Oil Giants Accused of Delaying Fossil Fuel Exit With ‘False’ Climate Solutions

Oil Giants Accused of Delaying Fossil Fuel Exit With ‘False’ Climate Solutions

Oil and gas majors are increasingly portraying themselves as allies in the fight against climate change, rolling out projects branded as low-carbon alternatives. However, a new international study suggests that many of these initiatives may be doing the opposite — slowing down the global transition away from fossil fuels.

According to the research, several technologies promoted by the fossil fuel industry, including hydrogen, biofuels, carbon capture and storage (CCS), and carbon offsetting, often fail to deliver meaningful emission reductions. Instead, they allow companies to prolong fossil fuel extraction and infrastructure under the guise of climate action.

‘False Solutions’ and Fossil Fuel Lock-In

The study, led by the Institute of Environmental Science and Technology at the Universitat Autònoma de Barcelona (ICTA-UAB) along with the University of Sussex, analysed 48 environmental conflict cases worldwide. Researchers concluded that many of the industry-backed projects function as “false solutions” — initiatives that appear environmentally responsible on paper but reinforce fossil fuel dependence for decades.

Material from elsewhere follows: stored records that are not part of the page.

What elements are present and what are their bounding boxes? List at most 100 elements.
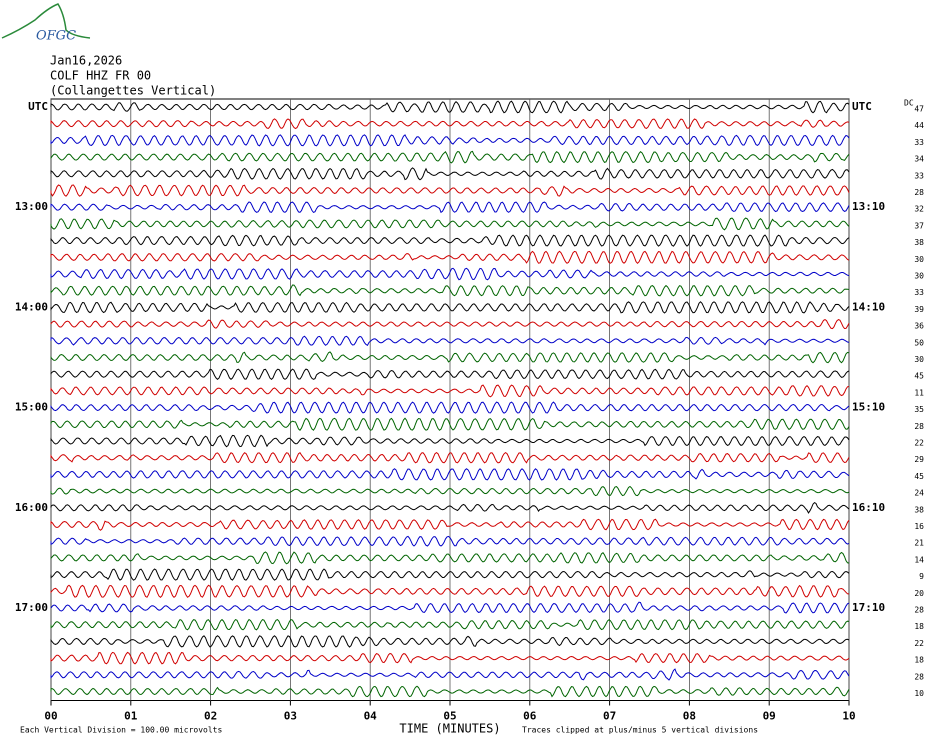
x-tick-label: 08: [683, 710, 696, 723]
trace: [50, 319, 850, 330]
x-axis-title: TIME (MINUTES): [399, 722, 500, 736]
dc-value: 9: [919, 572, 924, 581]
dc-value: 50: [914, 338, 924, 347]
x-tick-label: 04: [364, 710, 378, 723]
trace: [50, 118, 850, 130]
trace: [50, 518, 850, 531]
trace: [50, 167, 850, 181]
dc-value: 29: [914, 455, 924, 464]
x-tick-label: 10: [842, 710, 855, 723]
trace: [50, 535, 850, 547]
time-label-left: UTC: [28, 100, 48, 113]
dc-value: 45: [914, 472, 924, 481]
trace: [50, 501, 850, 514]
trace: [50, 618, 850, 631]
x-tick-label: 09: [763, 710, 776, 723]
trace: [50, 284, 850, 297]
x-tick-label: 06: [523, 710, 537, 723]
trace: [50, 551, 850, 565]
x-tick-label: 07: [603, 710, 616, 723]
trace: [50, 451, 850, 464]
logo: OFGC: [1, 3, 91, 44]
trace: [50, 417, 850, 431]
dc-value: 39: [914, 305, 924, 314]
dc-value: 32: [914, 205, 924, 214]
dc-value: 11: [914, 388, 924, 397]
location: (Collangettes Vertical): [50, 84, 216, 98]
trace: [50, 685, 850, 698]
x-tick-label: 05: [443, 710, 456, 723]
trace: [50, 368, 850, 380]
x-tick-label: 03: [284, 710, 297, 723]
dc-value: 28: [914, 606, 924, 615]
trace: [50, 234, 850, 247]
trace: [50, 335, 850, 346]
x-tick-label: 01: [124, 710, 138, 723]
trace: [50, 584, 850, 598]
dc-value: 18: [914, 656, 924, 665]
time-label-right: 16:10: [852, 501, 885, 514]
time-label-right: 14:10: [852, 300, 885, 313]
scale-note: Each Vertical Division = 100.00 microvol…: [20, 726, 222, 735]
dc-value: 47: [914, 105, 924, 114]
trace: [50, 401, 850, 414]
time-label-left: 14:00: [15, 300, 48, 313]
dc-value: 28: [914, 672, 924, 681]
time-label-left: 16:00: [15, 501, 48, 514]
dc-value: 30: [914, 355, 924, 364]
time-label-right: 17:10: [852, 601, 885, 614]
dc-value: 38: [914, 505, 924, 514]
dc-value: 36: [914, 322, 924, 331]
dc-value: 45: [914, 372, 924, 381]
trace: [50, 568, 850, 581]
station: COLF HHZ FR 00: [50, 69, 151, 83]
dc-value: 28: [914, 188, 924, 197]
trace: [50, 217, 850, 231]
logo-text: OFGC: [36, 29, 76, 44]
clip-note: Traces clipped at plus/minus 5 vertical …: [522, 726, 758, 735]
dc-label: DC: [904, 99, 914, 108]
trace: [50, 301, 850, 314]
x-tick-label: 00: [44, 710, 57, 723]
dc-value: 22: [914, 439, 924, 448]
dc-value: 34: [914, 155, 924, 164]
trace: [50, 351, 850, 364]
time-label-left: 15:00: [15, 401, 48, 414]
time-label-left: 13:00: [15, 200, 48, 213]
x-tick-label: 02: [204, 710, 217, 723]
dc-value: 21: [914, 539, 924, 548]
dc-value: 35: [914, 405, 924, 414]
trace: [50, 201, 850, 214]
trace: [50, 134, 850, 147]
dc-value: 14: [914, 555, 924, 564]
trace: [50, 250, 850, 265]
trace: [50, 384, 850, 398]
dc-value: 30: [914, 255, 924, 264]
trace: [50, 668, 850, 681]
dc-value: 16: [914, 522, 924, 531]
trace: [50, 434, 850, 448]
dc-value: 38: [914, 238, 924, 247]
trace: [50, 184, 850, 197]
trace: [50, 468, 850, 481]
trace: [50, 635, 850, 648]
time-label-left: 17:00: [15, 601, 48, 614]
dc-value: 20: [914, 589, 924, 598]
dc-value: 33: [914, 171, 924, 180]
trace: [50, 651, 850, 665]
trace: [50, 100, 850, 114]
dc-value: 33: [914, 138, 924, 147]
time-label-right: 13:10: [852, 200, 885, 213]
dc-value: 24: [914, 489, 924, 498]
date: Jan16,2026: [50, 54, 122, 68]
trace: [50, 150, 850, 164]
dc-value: 30: [914, 272, 924, 281]
trace: [50, 485, 850, 497]
trace: [50, 267, 850, 281]
dc-value: 33: [914, 288, 924, 297]
dc-value: 22: [914, 639, 924, 648]
time-label-right: UTC: [852, 100, 872, 113]
dc-value: 37: [914, 221, 924, 230]
dc-value: 44: [914, 121, 924, 130]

The researchers found that oil and gas companies increasingly frame themselves as indispensable partners in the energy transition, easing political and social pressure for a rapid fossil fuel phase-out.

This approach enables continued expansion of pipelines, refineries and thermal power plants, now linked with hydrogen, biofuel or CCS infrastructure. One example cited is the proposed H2Med pipeline between Barcelona and Marseille, promoted as a hydrogen transport project but capable of carrying fossil gas, potentially extending gas reliance.

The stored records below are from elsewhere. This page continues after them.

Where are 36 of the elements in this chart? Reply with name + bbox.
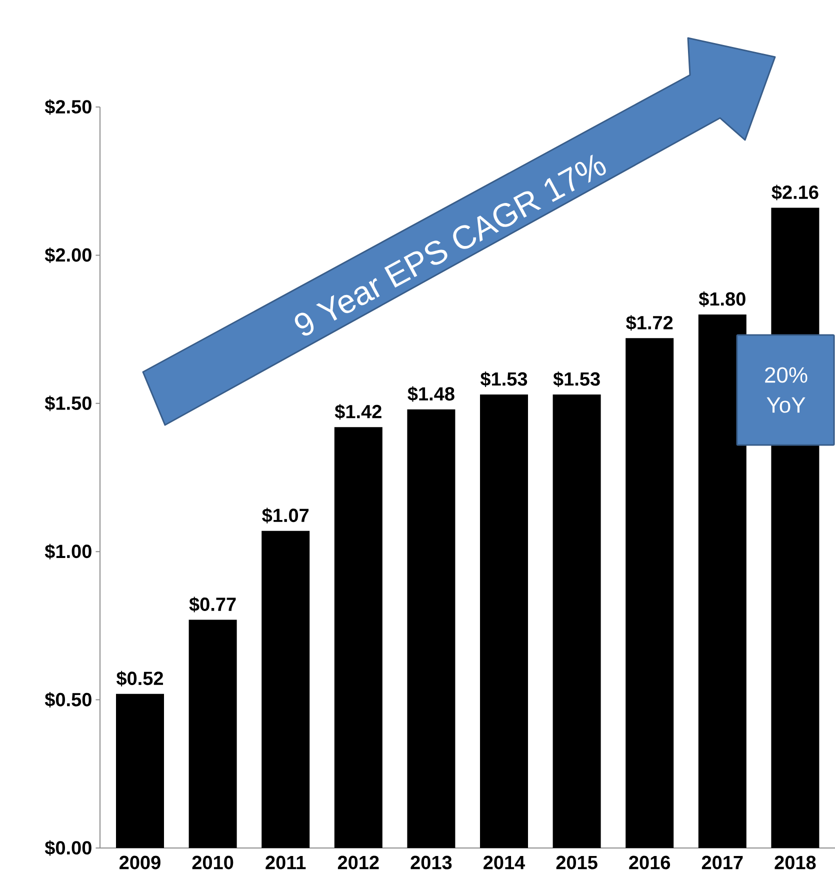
y-tick-label: $1.00 — [44, 544, 92, 560]
data-label: $1.07 — [262, 508, 309, 524]
x-tick-label: 2018 — [774, 856, 816, 870]
x-tick-label: 2010 — [192, 856, 234, 870]
bar — [334, 427, 382, 848]
bar — [188, 620, 237, 848]
bar — [698, 314, 746, 848]
data-label: $1.72 — [626, 315, 673, 331]
data-label: $1.48 — [408, 386, 454, 402]
x-tick-label: 2012 — [338, 856, 379, 870]
y-tick-label: $1.50 — [44, 396, 92, 412]
data-label: $1.53 — [553, 371, 600, 387]
x-tick-label: 2009 — [120, 856, 160, 870]
x-tick-label: 2016 — [629, 856, 670, 870]
y-tick-label: $2.50 — [44, 99, 92, 115]
bar — [116, 694, 164, 848]
bar — [626, 338, 674, 848]
x-tick-label: 2015 — [556, 856, 598, 870]
y-tick-label: $0.50 — [44, 692, 92, 708]
data-label: $1.53 — [480, 371, 528, 387]
x-tick-label: 2013 — [410, 856, 452, 870]
data-label: $1.80 — [698, 291, 746, 307]
x-tick-label: 2011 — [266, 856, 306, 870]
data-label: $1.42 — [334, 404, 382, 420]
bar — [480, 394, 528, 848]
y-tick-label: $2.00 — [44, 247, 92, 263]
bar — [552, 394, 601, 848]
data-label: $0.77 — [189, 596, 236, 612]
data-label: $0.52 — [116, 670, 164, 686]
annotation: 20% YoY — [765, 367, 808, 413]
bar — [262, 530, 310, 848]
x-tick-label: 2014 — [484, 856, 526, 870]
bar — [407, 409, 456, 848]
x-tick-label: 2017 — [702, 856, 743, 870]
y-tick-label: $0.00 — [44, 840, 92, 856]
data-label: $2.16 — [772, 184, 818, 200]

Questioning Climate Impact

Marcel Llavero-Pasquina, a researcher at ICTA-UAB, argued that genuine climate action should be measured by how much fossil fuel remains unextracted, not by the number of projects labelled as green.

The study notes that many of these technologies have yet to demonstrate the ability to reduce carbon emissions at the scale required to meet global climate targets. Instead, they often reproduce environmental injustices, contributing to air pollution, land dispossession and the loss of traditional livelihoods, particularly in countries of the Global South.

Public Funding, Private Gains

Another concern highlighted in the study is the use of public subsidies to support these projects. Researchers found that many initiatives receive substantial government funding, boosting private profits despite questionable climate benefits.

The study also points to growing alliances between fossil fuel companies and other high-emission sectors such as aviation, agribusiness and mining. These partnerships, the researchers argue, deepen economic dependencies and entrench the industry’s influence over governments, financial institutions and climate policy forums.

Freddie Daley, a research associate involved in the study, described the promotion of false solutions as a deliberate strategy rather than a technological failure.

The findings add to growing scrutiny over how fossil fuel companies frame their role in the energy transition, raising questions about whether such approaches delay the deep structural changes required to meet international climate commitments.